Renaming the wheel: a parable

In the last days of the Kingdom of Israel, before the ten northern tribes rebelled against the House of David (~930 BC), the whole assembly came before Rehoboam son of Solomon King of Israel to make a request. The key issues were around labor conditions, but recently discovered papyri document some heretofore unrecorded conversations with the cart-makers' guild.

"Your majesty," they said, "we have this innovation we call the axle; since last year we have improved efficiency with the wheel, but this combination of wheel and axle will bring glory to the kingdom and wealth to the royal treasury, and also be more environmentally friendly."

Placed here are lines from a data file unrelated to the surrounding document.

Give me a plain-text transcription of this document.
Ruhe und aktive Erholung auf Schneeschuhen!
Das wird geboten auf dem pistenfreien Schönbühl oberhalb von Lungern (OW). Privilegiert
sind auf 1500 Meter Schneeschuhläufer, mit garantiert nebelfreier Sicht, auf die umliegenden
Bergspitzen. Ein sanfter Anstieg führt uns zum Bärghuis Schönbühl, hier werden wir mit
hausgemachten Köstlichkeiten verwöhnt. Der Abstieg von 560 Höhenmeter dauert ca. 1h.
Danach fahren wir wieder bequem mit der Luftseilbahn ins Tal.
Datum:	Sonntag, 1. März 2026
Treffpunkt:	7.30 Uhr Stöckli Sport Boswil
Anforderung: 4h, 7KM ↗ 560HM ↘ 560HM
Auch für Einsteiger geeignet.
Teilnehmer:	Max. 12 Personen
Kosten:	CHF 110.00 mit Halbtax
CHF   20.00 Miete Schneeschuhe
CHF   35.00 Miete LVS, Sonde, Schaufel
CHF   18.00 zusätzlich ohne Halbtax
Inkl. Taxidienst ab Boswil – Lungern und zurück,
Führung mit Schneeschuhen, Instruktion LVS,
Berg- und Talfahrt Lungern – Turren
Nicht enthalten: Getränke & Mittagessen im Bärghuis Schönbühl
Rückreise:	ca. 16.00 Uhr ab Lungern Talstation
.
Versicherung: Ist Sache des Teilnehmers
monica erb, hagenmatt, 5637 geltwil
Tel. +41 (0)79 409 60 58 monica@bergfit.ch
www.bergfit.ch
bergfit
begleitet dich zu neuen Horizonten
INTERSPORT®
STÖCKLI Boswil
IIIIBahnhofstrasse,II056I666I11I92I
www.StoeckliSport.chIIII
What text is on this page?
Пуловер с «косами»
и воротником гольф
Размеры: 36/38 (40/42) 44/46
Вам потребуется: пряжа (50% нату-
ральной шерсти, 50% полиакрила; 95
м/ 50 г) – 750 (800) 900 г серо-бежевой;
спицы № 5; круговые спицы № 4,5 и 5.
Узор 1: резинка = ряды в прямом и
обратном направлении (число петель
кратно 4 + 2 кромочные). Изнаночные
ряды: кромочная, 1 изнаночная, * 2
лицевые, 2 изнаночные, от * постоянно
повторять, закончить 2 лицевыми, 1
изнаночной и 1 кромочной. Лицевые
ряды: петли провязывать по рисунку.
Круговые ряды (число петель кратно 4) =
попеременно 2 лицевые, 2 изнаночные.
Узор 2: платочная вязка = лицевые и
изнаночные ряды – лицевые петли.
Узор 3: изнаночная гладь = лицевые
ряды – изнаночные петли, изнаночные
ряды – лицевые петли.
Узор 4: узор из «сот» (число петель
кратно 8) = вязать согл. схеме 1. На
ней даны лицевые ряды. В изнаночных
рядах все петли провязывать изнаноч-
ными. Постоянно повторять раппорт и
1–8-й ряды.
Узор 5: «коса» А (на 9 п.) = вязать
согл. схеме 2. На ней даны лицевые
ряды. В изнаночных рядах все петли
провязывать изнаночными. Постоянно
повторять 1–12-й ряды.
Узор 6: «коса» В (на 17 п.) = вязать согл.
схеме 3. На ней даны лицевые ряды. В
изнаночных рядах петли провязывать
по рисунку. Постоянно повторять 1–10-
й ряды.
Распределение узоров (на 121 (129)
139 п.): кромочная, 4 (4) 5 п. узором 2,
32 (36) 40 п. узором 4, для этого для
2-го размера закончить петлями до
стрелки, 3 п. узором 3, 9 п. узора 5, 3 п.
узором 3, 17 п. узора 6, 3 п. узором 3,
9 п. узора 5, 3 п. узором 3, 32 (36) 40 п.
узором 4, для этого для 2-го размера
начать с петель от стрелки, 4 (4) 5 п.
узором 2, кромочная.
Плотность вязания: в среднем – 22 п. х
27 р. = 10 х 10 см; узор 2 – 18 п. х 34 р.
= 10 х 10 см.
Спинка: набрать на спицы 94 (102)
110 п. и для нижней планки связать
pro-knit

Rehoboam told them to come back in a few days. According to 1 Kings 12:5-7, he got some good advice from his father's former senior officials: "If you want them to serve and obey you, then you should do what they ask today. Tell them you will make their work easier." About the cart-makers guild, the advisors said: "That 'wheel and axle' thing looks way cool. If you offer them additional supplies from the royal machine shop, our wheeled-vehicle technology will be the envy of the region. About the terminology -- that's beneath your majesty's notice; let them call it what they want. Should not decisions be made at the lowest reasonable level in the organization?"

Tragically, Rehoboam rejected this good advice (1 Kings 12:8) and turned to some young hot-heads who told him to answer the people harshly.

Even worse, one architecture astronaut said, "Rather than 'wheel' and 'axle', your highness, I suggest that 'rod' and 'reel' would be more appropriate and bring more glory to your majesty, and they all begin with your majesty's initial. And besides, you're the king; you get to decide."

Three days later, the people returned, and Rehoboam answered them harshly (1 Kings 12:12-14). In an unrecorded further comment, Rehoboam also told the GM reps, uh, the cart-makers' guild, "You have to use the words 'rod and reel', not 'wheel and axle', or no more access to the royal machine shop."

"But your majesty!" they replied, "All our papyri use the words 'wheel' and 'axle'!"

Rehoboam was unmoved. "Forget all the innovation crap until you rework your documentation to use the new approved words, 'rod' and 'reel'. I'm king; I get to decide."

The results were unfortunate, as recorded in 1 Kings 12:15-19. The ten northern tribes separated from the tribes of Benjamin and Judah. They were never reunited. And after being beaten down, the cart-makers' guild gave up their wheeled-vehicle technology and went into the manufacture of cast idols instead. They never recovered either.